Amniotic fluid is also essential for the proper development of the lungs. Absence of amniotic fluid, especially in the first half of gestation, will result in underdevelopment of the lungs (pulmonary hypoplasia) as well.
Potter syndrome can also result from autosomal recessive polycystic kidney disease, malformation of the kidneys, a rare disorder characterized by absence of the abdominal muscles (prune belly syndrome), certain chromosomal disorders, and obstructive uropathy, in which urine cannot be voided from the body and builds up into the kidneys. Sometimes, Potter syndrome results from prolonged rupture of the amniotic membranes, which allows amniotic fluid to leak out. This usually seen when the rupture occurs early in a pregnancy and goes undetected for a long period of time.
In most instances, Potter syndrome occurs sporadically for no known reason. However, sometimes the underlying cause, such as certain kidney abnormalities, may be genetic. If related to a genetic condition, this can occur spontaneously without a family history of the condition, or the genetic condition could have been inherited and genetic counseling is recommended.
Potter syndrome is a rare disorder, and the exact incidence or prevalence is unknown. The main cause of this condition, bilateral renal agenesis, occurs in approximately 1 in 5,000 fetuses and accounts for about 20% of Potter syndrome cases. The incidence or prevalence of other causes are unknown. Overall, estimates for the incidence or prevalence of Potter syndrome range from 1 in 4,000 to 10,000 births. A couple studies have shown that male newborns are affected more often than female newborns, probably due to the obstructive uropathy that is seen more often in males.
A diagnosis of Potter syndrome is based upon identification of characteristic symptoms, a detailed patient history, a thorough clinical evaluation and certain specialized tests. If not detected before birth (prenatally), then lack of urine production, specific (facial) features or difficulty breathing may be signs of Potter syndrome.
Clinical Testing and Workup
A routine specialized imaging technique called a fetal ultrasound may detect Potter syndrome before birth. A fetal ultrasound uses reflected sound waves to create an image of the developing fetus and can reveal a lack of amniotic fluid. An ultrasound can also show abnormalities or absence of the kidneys. Swelling of the kidneys due to a buildup of urine (hydronephrosis), which can occur when there is an obstruction of the urinary tract, can also be seen on an ultrasound.

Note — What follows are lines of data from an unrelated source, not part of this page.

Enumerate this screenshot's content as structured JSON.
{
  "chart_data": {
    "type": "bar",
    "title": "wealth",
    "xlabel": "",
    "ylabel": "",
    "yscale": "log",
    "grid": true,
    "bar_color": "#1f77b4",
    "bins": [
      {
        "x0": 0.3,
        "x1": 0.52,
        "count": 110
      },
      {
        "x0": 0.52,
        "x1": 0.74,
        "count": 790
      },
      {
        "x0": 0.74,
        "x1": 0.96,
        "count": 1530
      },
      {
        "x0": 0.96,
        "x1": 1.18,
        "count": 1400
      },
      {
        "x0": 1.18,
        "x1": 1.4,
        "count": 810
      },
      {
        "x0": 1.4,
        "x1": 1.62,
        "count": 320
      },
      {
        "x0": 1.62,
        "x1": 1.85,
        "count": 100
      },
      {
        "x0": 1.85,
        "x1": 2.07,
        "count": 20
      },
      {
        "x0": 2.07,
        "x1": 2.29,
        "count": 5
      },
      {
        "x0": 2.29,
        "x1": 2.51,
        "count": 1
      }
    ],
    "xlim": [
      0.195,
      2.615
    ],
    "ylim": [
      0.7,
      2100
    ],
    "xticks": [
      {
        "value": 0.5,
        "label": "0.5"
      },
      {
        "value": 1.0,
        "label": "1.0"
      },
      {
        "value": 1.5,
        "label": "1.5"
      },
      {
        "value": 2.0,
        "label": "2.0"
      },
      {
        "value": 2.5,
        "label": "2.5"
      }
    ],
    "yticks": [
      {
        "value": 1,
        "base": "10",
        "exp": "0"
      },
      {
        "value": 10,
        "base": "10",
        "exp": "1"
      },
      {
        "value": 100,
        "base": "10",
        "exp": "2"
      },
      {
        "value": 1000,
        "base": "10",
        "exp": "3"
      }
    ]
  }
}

X-ray examination of the lungs after birth may show underdevelopment of the lungs.
Physicians may run blood and urine tests to determine the levels of electrolytes, enzymes and other substances that may be elevated or decreased in Potter syndrome. These tests can aid in obtaining a diagnosis of the condition.
An echocardiogram, which is a test that uses sound waves to create a picture of the heart, may be conducted to detect congenital heart defects potentially associated with this condition.
There is no treatment for Potter syndrome due to bilateral absence of the kidneys, which is not compatible with life. Efforts should be made to ensure the entire family receives coping support and grief counseling. Genetic counseling is recommended. Psychosocial support for the entire family is essential as well.
Newborns with Potter syndrome due to other causes will usually need assistance to breath (mechanical ventilation). Resuscitation may also be necessary. Decisions whether to resuscitate are made in close consultation with the parents, physicians and entire medical team.
In some newborns who have partially functioning kidneys and sufficient lung function, dialysis may be needed, which is an intensive and troublesome therapy in newborns.